The idea of superintelligence at stake isn’t “good at inferring what people want and then decides to do what people want,” it’s “competent at changing the environment”. And if you program an explicit definition of ‘happiness’ into a machine, its definition of what it wants—human happiness—is not going to change no matter how competent it becomes. And there is no reason to expect that increases in competency lead to changes in values. Sure, it might be pretty easy to teach it the difference between actual human happiness and smiley faces, but it’s a simplified example to demonstrate a broader point. You can rephrase it as “fulfill the intentions of programmers”, but then you just kick things back a level with what you mean by “intentions”, another concept which can be hacked, and so on.

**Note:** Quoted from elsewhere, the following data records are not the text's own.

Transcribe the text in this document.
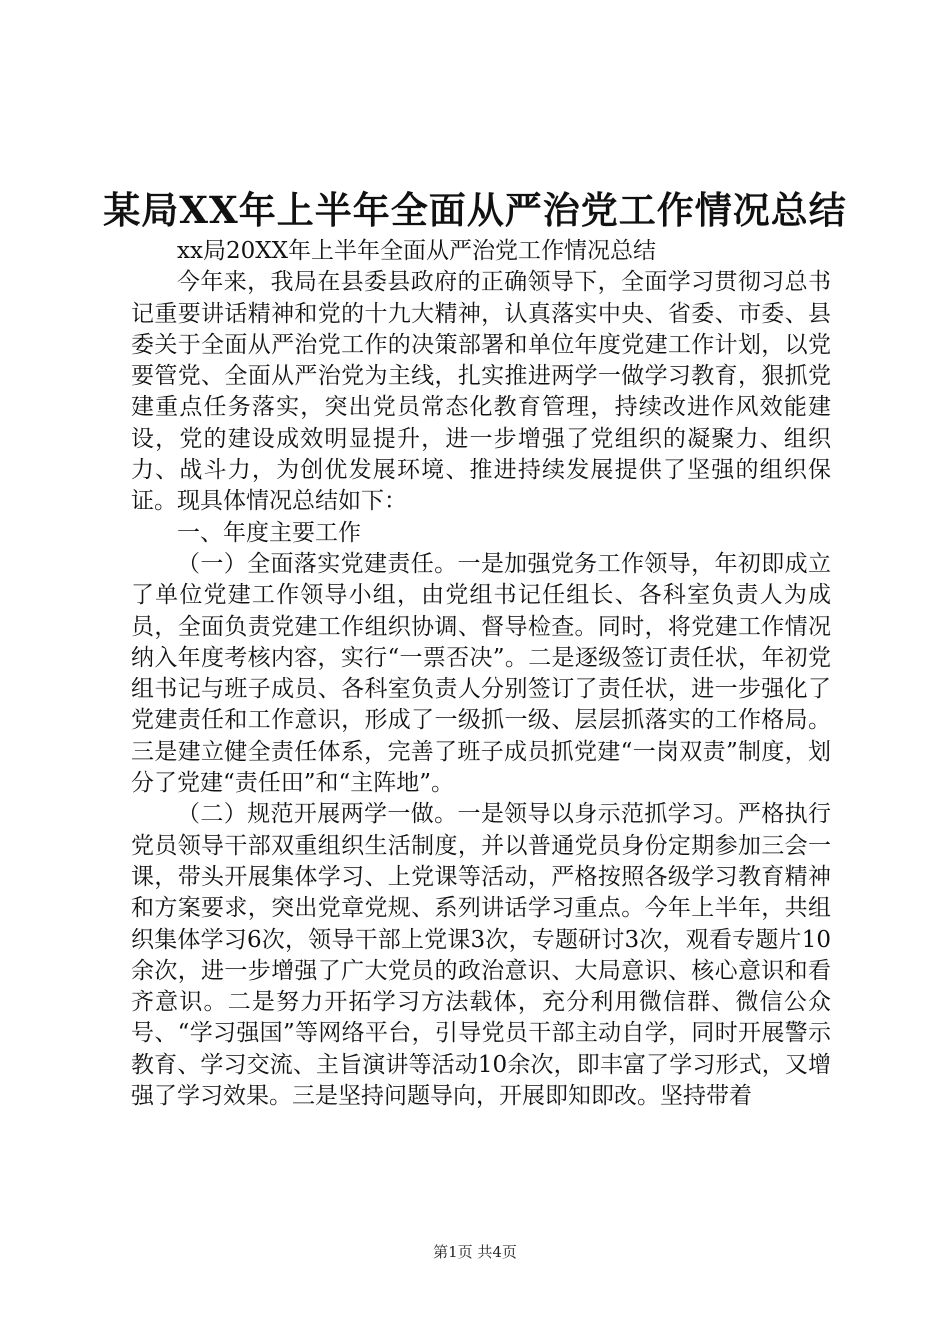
某局XX年上半年全面从严治党工作情况总结

xx局20XX年上半年全面从严治党工作情况总结

今年来，我局在县委县政府的正确领导下，全面学习贯彻习总书记重要讲话精神和党的十九大精神，认真落实中央、省委、市委、县委关于全面从严治党工作的决策部署和单位年度党建工作计划，以党要管党、全面从严治党为主线，扎实推进两学一做学习教育，狠抓党建重点任务落实，突出党员常态化教育管理，持续改进作风效能建设，党的建设成效明显提升，进一步增强了党组织的凝聚力、组织力、战斗力，为创优发展环境、推进持续发展提供了坚强的组织保证。现具体情况总结如下：

一、年度主要工作

（一）全面落实党建责任。一是加强党务工作领导，年初即成立了单位党建工作领导小组，由党组书记任组长、各科室负责人为成员，全面负责党建工作组织协调、督导检查。同时，将党建工作情况纳入年度考核内容，实行“一票否决”。二是逐级签订责任状，年初党组书记与班子成员、各科室负责人分别签订了责任状，进一步强化了党建责任和工作意识，形成了一级抓一级、层层抓落实的工作格局。三是建立健全责任体系，完善了班子成员抓党建“一岗双责”制度，划分了党建“责任田”和“主阵地”。

（二）规范开展两学一做。一是领导以身示范抓学习。严格执行党员领导干部双重组织生活制度，并以普通党员身份定期参加三会一课，带头开展集体学习、上党课等活动，严格按照各级学习教育精神和方案要求，突出党章党规、系列讲话学习重点。今年上半年，共组织集体学习6次，领导干部上党课3次，专题研讨3次，观看专题片10余次，进一步增强了广大党员的政治意识、大局意识、核心意识和看齐意识。二是努力开拓学习方法载体，充分利用微信群、微信公众号、“学习强国”等网络平台，引导党员干部主动自学，同时开展警示教育、学习交流、主旨演讲等活动10余次，即丰富了学习形式，又增强了学习效果。三是坚持问题导向，开展即知即改。坚持带着

第1页 共4页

Your argument for “swarm relaxation intelligence” is strange, as there is only one example of intelligence evolving to approximate the format you describe (not seven billion—human brains are conditionally dependent, obviously), and it’s not even clear that human intelligence isn’t equally well described as goal directed agency which optimizes for a premodern environment. The arguments in Basic AI Drives and other places don’t say anything about how AI will be engineered, so they don’t say anything about whether they’re driven by logic, just about how it will behave, and all sorts of agents behave in generally logical ways without having explicit functions to do so. You can optimize without having any particular arrangement of machinery (humans do as well).
Anyway, in the future when making claims like this, it would be helpful to make it clear early on that you’re not really responding to the arguments that AI safety research relies upon—you’re responding to an alleged set of responses to the particular responses that you have given to AI safety research.
So you had two conversations. I suppose I’m just not convinced that there is an issue here: I think most people would probably reject the claims in your paper in the first place, rather than accepting them and trying a different route.
It’s both. Superintelligence is definitionally equal or greater than human ability at a variety of tasks, so it implies equal or greater ability to understand words and concepts. Also competence at changing the environment requires accurate beliefs. So the default expectation is accuracy. If you think an AI would be selectively inaccurate about its values you need to explain why.
What has that to do with NNs? You seem to be just regurgitating standard dogma. There is no reason to expect
You have shown too little sign of understanding the issues, so I am done. Thank you for your comment.
I have modified the original essay to include a clarification of why I describe RL as ubiquitous.